A dedicated city dweller, a devout if tortured Christian, the most bookish of men, Johnson had the misfortune to be born too early to qualify as a Romantic with a capital “R.” He didn’t swoon at the sight of a skylark nor yearn for its “harmonious madness.” Elsewhere, Shelley asks: “O Wind, / If Winter comes, can Spring be far behind?” Keeping his eye on the human, Johnson answers (in The Rambler #80): “Spring is the season of gaiety, and winter of terror; in spring the heart of tranquillity dances to the melody of the groves, and the eye of benevolence sparkles at the sight of happiness and plenty: in the winter, compassion melts at universal calamity, and the tear of softness starts at the wailings of hunger and the cries of the creation in distress.” Johnson lived in the benighted days before central heating and Gore-Tex.
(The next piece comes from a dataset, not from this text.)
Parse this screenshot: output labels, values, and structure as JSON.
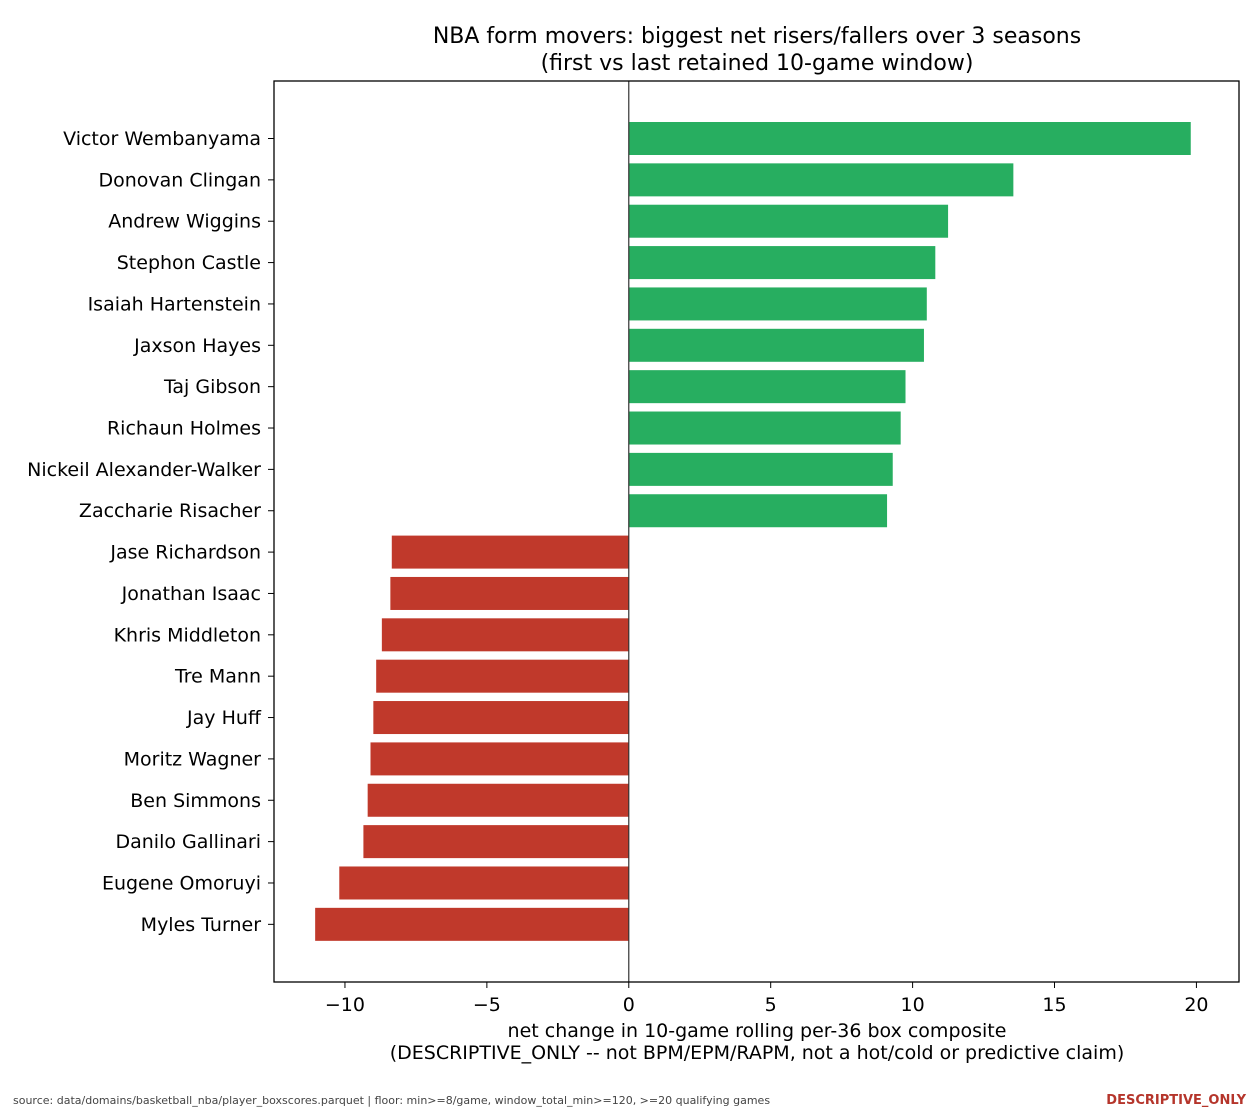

He suffered in winter and rejoiced in spring, and saw in them more than planetary motion. In The Rambler #5, published on this date, April 3, in 1750, he writes: 

“There is, indeed, something inexpressibly pleasing in the annual renovation of the world, and the new display of the treasures of nature. The cold and darkness of winter, with the naked deformity of every object on which we turn our eyes, make us rejoice at the succeeding season, as well for what we have escaped as for what we may enjoy; and every budding flower which a warm situation brings early to our view is considered by us a messenger to notify the approach of more joyous days.”